L’assegno di inclusione (ADI), che ha sostituito il reddito di cittadinanza, è entrato in vigore dal 1 gennaio 2024.

manifestazione di stranieri
(Foto di Alessandro Guarino)

Assegno di Inclusione: è un aiuto economico, chi può averlo?

L’ADI è un contributo per le famiglie con l’ISEE, indicatore del reddito delle famiglie, minore di € 9.360. Queste famiglie devono essere formate da:

  • persone che abbiano più di 60 anni,
  • oppure devono esserci giovani con meno di 18 anni,
  • o disabili

La cifra dell’Assegno di Inclusione sarà diversa e dipenderà da:

  • come è composta la famiglia
  • dal reddito della famiglia

La famiglia riceverà l’assegno di inclusione per 18 mesi consecutivi, che potranno essere prolungati per altri 12 mesi. In totale la famiglia potrà ricevere l’assegno per 30 mesi consecutivi. (LINK Articolo Carlo)
L’Assegno di Inclusione è dato alla famiglia attraverso la Carta di inclusione, una carta elettronica ricaricabile che funziona come strumento di pagamento e per prelievi di contante entro un limite mensile di 100 euro per un singolo individuo.

Assegno di Inclusione per cittadini stranieri

Per avere l’Assegno di Inclusione i cittadini stranieri per tutto il periodo nel quale ricevono l’ADI devono essere:

– cittadini europei

– oppure un famigliare deve avere il diritto di soggiorno

– oppure un famigliare deve avere il diritto di soggiorno permanente,

– oppure essere cittadino di paesi terzi in possesso del permesso di soggiorno UE per soggiornanti di lungo periodo,

– oppure avere lo status di protezione internazionale (asilo politico o protezione sussidiaria), di cui al D. Lgs. 19 novembre 2007, n. 251;

-o essere residente in Italia da almeno cinque anni, di cui gli ultimi due anni in modo continuativo.

La residenza in Italia è richiesta anche per i famigliari che rientrano nei parametri della scala di equivalenza utilizzata per definire l’importo dell’Assegno di Inclusione.

Assegno di Inclusione: la domanda

L’Assegno di Inclusione va chiesto online all’INPS (Istituto Nazionale Previdenza Sociale), che controlla che la persona che ha fatto la domanda abbia le caratteristiche per avere l’Assegno di Inclusione.
Dal 1 gennaio 2024 si può presentare la domanda per avere l’Assegno di Inclusione anche nei Centri di assistenza fiscale (CAF).

Assegno di Inclusione: variazioni e decadenza

Poiché si può ricevere l’Assegno di Inclusione per due anni e mezzo, cioè per un lungo intervallo di tempo, sono possibili delle variazioni economiche, lavorative, ecc che sono regolate da norme precise che vanno rispettate.
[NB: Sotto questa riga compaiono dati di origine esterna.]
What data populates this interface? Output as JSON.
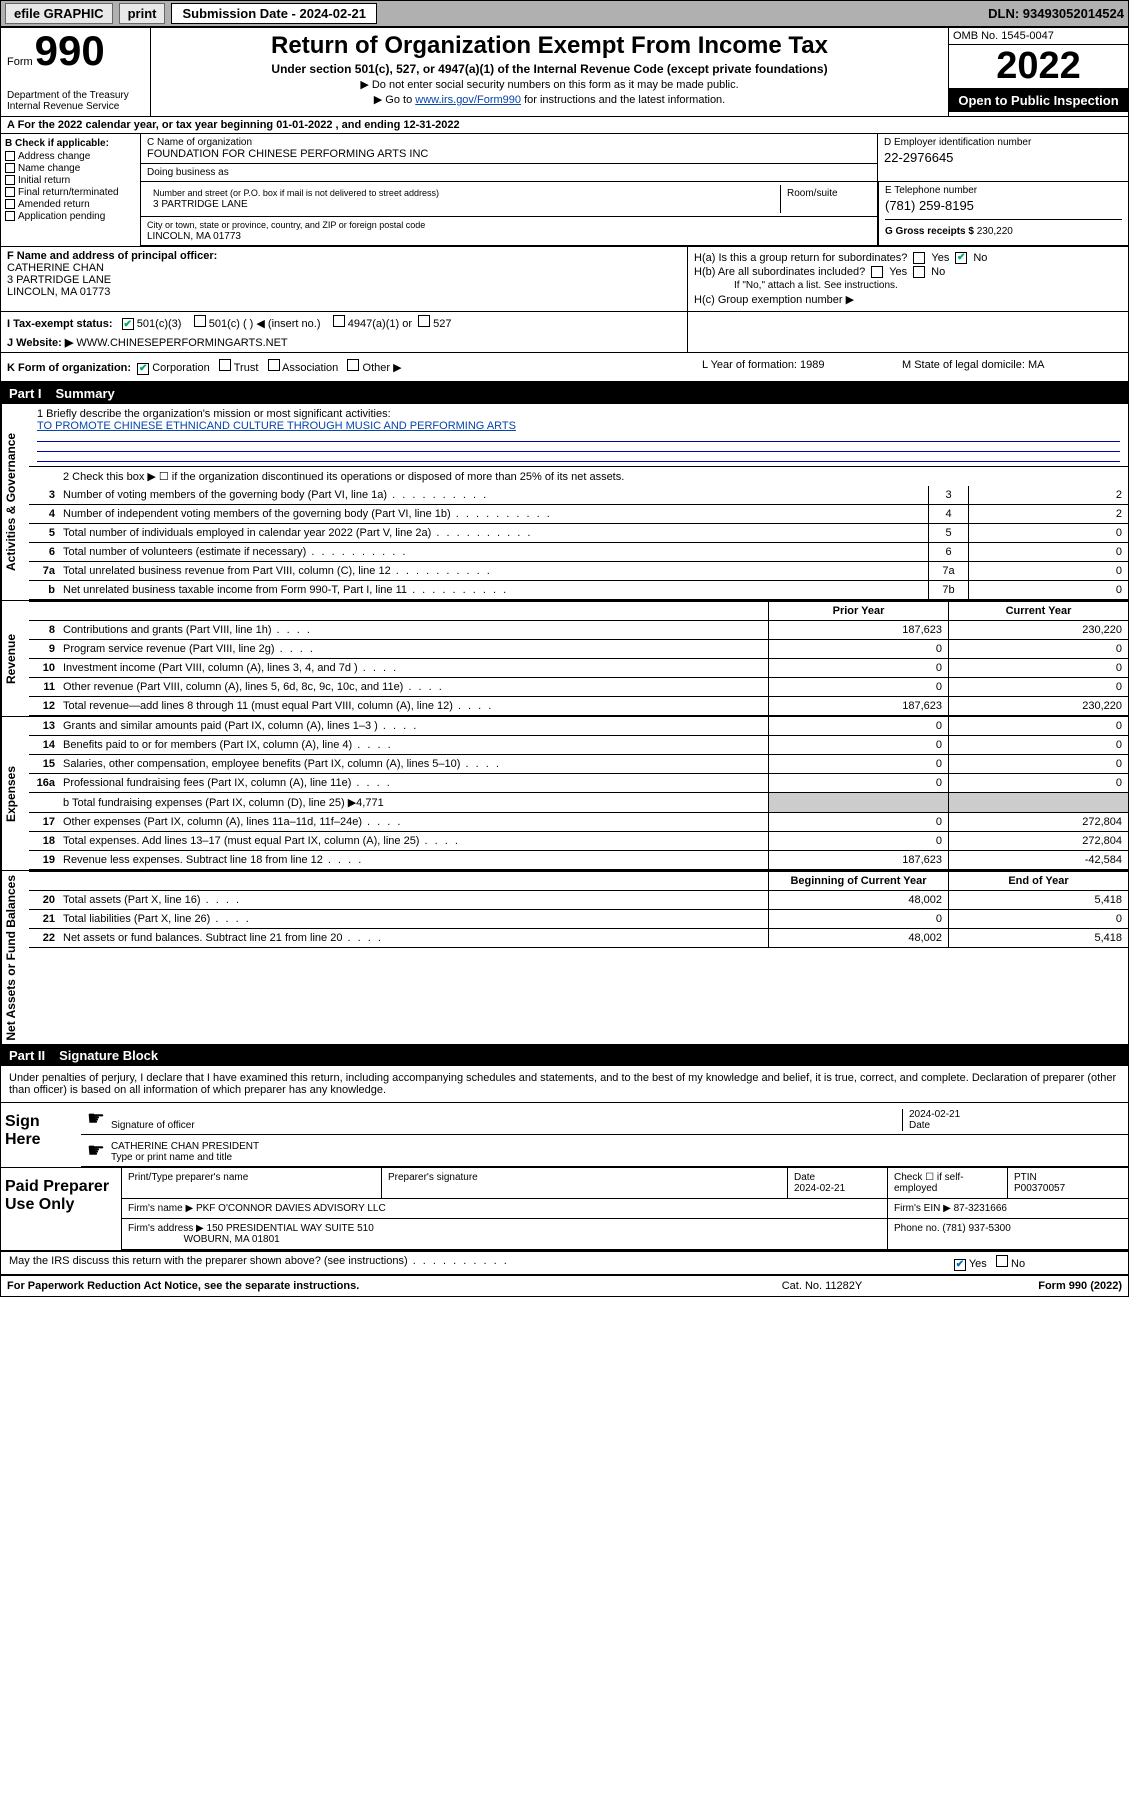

Analogamente ci sono delle regole che riguardano le eventuali offerte di lavoro e la compatibilità con l’Assegno di Inclusione.
Sono previste sanzioni penali per chi dichiara il falso sul lavoro, il reddito, le possibili modifiche che accadono nel tempo su qualsiasi informazione importante relativa al beneficiario dell’Assegno di Inclusione.